In the prior art, it has been well known that computer systems can be used to index records of a database. In recent years, a unique distributed database has emerged in the form of the World-Wide-Web (Web). The database records of the Web are in the form of pages accessible via the Internet. Here, tens of millions of pages are accessible by anyone having a communications link to the Internet.
The pages are dispersed over millions of different computer systems all over the world. Users of the Internet constantly desire to locate specific pages containing information of interest. The pages can be expressed in any number of different character sets such as English, French, German, Spanish, Cyrillic, Kanakata, and Mandarin. In addition, the pages can include specialized components, such as embedded "forms," executable programs, JAVA applets, and hypertext.
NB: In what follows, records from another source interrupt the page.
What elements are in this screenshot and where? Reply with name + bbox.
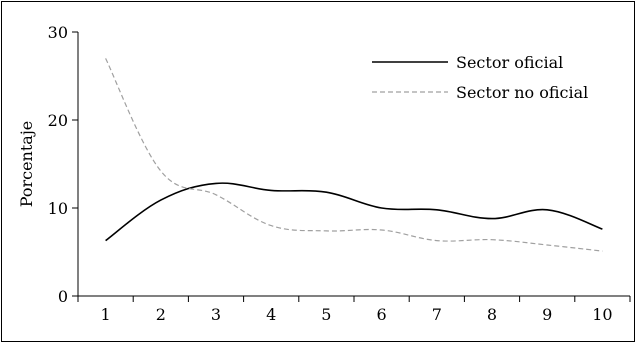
- x-tick-label: 7: [432, 305, 442, 324]
- x-tick-label: 9: [542, 305, 552, 324]
- y-tick-label: 0: [58, 287, 68, 306]
- y-axis-title: Porcentaje: [17, 121, 36, 208]
- legend-label: Sector oficial: [456, 53, 563, 72]
- x-tick-label: 1: [101, 305, 111, 324]
- series-line-2: [105, 58, 603, 252]
- y-tick-label: 10: [48, 199, 68, 218]
- x-tick-label: 4: [266, 305, 276, 324]
- y-tick-label: 30: [48, 23, 68, 42]
- legend: Sector oficial Sector no oficial: [372, 53, 588, 102]
- x-tick-label: 10: [592, 305, 612, 324]
- axes: 0 10 20 30 1 2 3 4 5 6 7 8 9 10: [48, 23, 631, 324]
- series-line-1: [105, 182, 603, 242]
- x-tick-label: 5: [321, 305, 331, 324]
- series-layer: [105, 58, 603, 252]
- x-tick-label: 3: [211, 305, 221, 324]
- x-tick-label: 8: [487, 305, 497, 324]
- x-tick-label: 6: [377, 305, 387, 324]
- y-tick-label: 20: [48, 111, 68, 130]
- legend-label: Sector no oficial: [456, 83, 588, 102]
- x-tick-label: 2: [156, 305, 166, 324]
Moreover, the pages can be constructed using various formatting conventions, for example, ASCII text, Postscript files, html files, and Acrobat files. The pages can include links to multimedia information content other than text, such as audio, graphics, and moving pictures. As a complexity, the Web can be characterized as an unpredictable random update, insert, and delete database with a constantly changing morphology.
One characteristic of the World-Wide-Web makes it relatively easy to copy Web pages from one site to another. Web users frequently incorporate pages created by others into their own pages to streamline access. It is estimated that as much as 25% of the Web is composed of duplicate pages. If all the duplicate pages are fully indexed, the amount of storage required for the index would greatly increase.
Therefore, it is desired to provide a technique which minimizes the likelihood that duplicate pages are indexed. The technique should also allow for reindexing as duplicate pages are deleted.